Home Retailing Convenience Store Burger stalls and 7-Eleven transformation

Burger stalls and 7-Eleven transformation

When the sun goes down in Kuala Lumpur, burger stalls become a crowd puller. In Malaysia, there is a strange relationship between burger vendor and 7-Eleven. Burger vendors choose to set up their stall in front of the convenience store because 7-Eleven is a landmark (easy to remember) and it is the only place that is still bright at night.

There seem to be a tacit agreement between the burger vendor and 7-Eleven. If you notice, burger stalls normally do no sell beverages. If the the customer want to buy some drinks, they will have to go inside the convenience store and that’s the economics of having a burger stall in front of the 7-Eleven. In Malaysia, it is largely a takeaway culture as there are no seats for you sit down to enjoy your drink and burger.

Kebab Turki at Indomaret in Malang city, Java

In Indonesia, there are attempts by minimart chains Alfamart and Indomaret to place eatery stalls in front of their outlets to drive footfall.
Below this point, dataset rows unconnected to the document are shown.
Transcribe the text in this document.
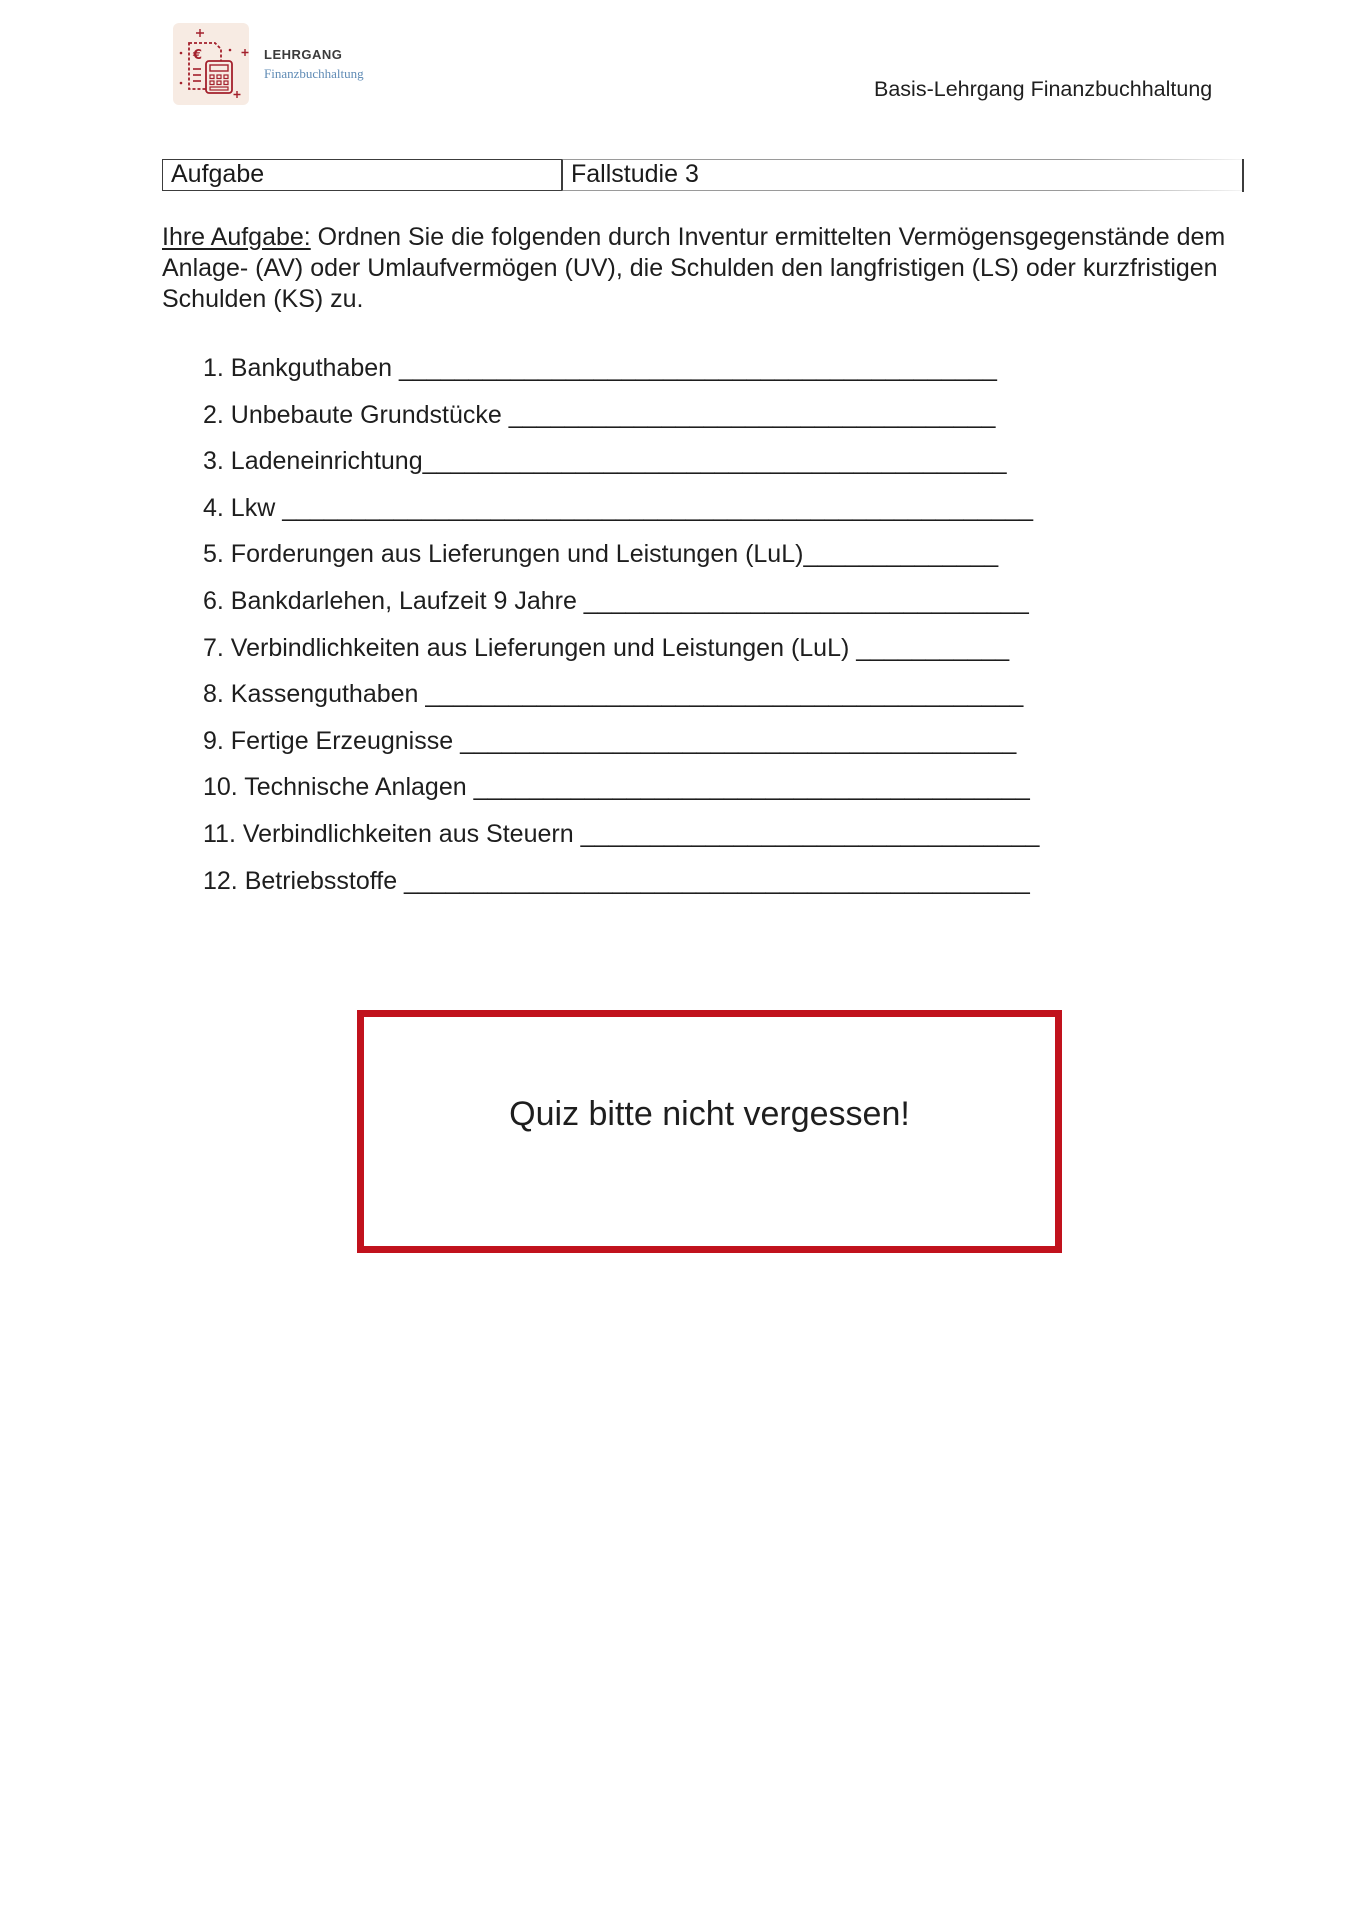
€	LEHRGANG
Finanzbuchhaltung
Basis-Lehrgang Finanzbuchhaltung
Aufgabe	Fallstudie 3

Ihre Aufgabe: Ordnen Sie die folgenden durch Inventur ermittelten Vermögensgegenstände dem Anlage- (AV) oder Umlaufvermögen (UV), die Schulden den langfristigen (LS) oder kurzfristigen Schulden (KS) zu.

1. Bankguthaben ___________________________________________
2. Unbebaute Grundstücke ___________________________________
3. Ladeneinrichtung__________________________________________
4. Lkw ______________________________________________________
5. Forderungen aus Lieferungen und Leistungen (LuL)______________
6. Bankdarlehen, Laufzeit 9 Jahre ________________________________
7. Verbindlichkeiten aus Lieferungen und Leistungen (LuL) ___________
8. Kassenguthaben ___________________________________________
9. Fertige Erzeugnisse ________________________________________
10. Technische Anlagen ________________________________________
11. Verbindlichkeiten aus Steuern _________________________________
12. Betriebsstoffe _____________________________________________
Quiz bitte nicht vergessen!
This strategy is largely necessitated by the lack of ready-to-eat offerings in minimarts.

However, this strategy is not required for conveniences stores. It has become a trend for young Indonesians to hang out at convenience stores after dark. Ample of food and drinks as well as seats and WiFi are the reasons why they choose to nongkrong (hang out) at convenience stores.

7-Eleven in Jakarta

There is no such crowds at Malaysia’s 7-Eleven but things are changing. Newer renovated stores now come with extra seats and are selling more ready-to-eat food but none of the food can compete with the burger where some stalls have become the place to go for makan (eat) after dark. Perhaps 7-Eleven in Malaysia can do a promotion for burger customers by offering them with a discount for beverage purchases.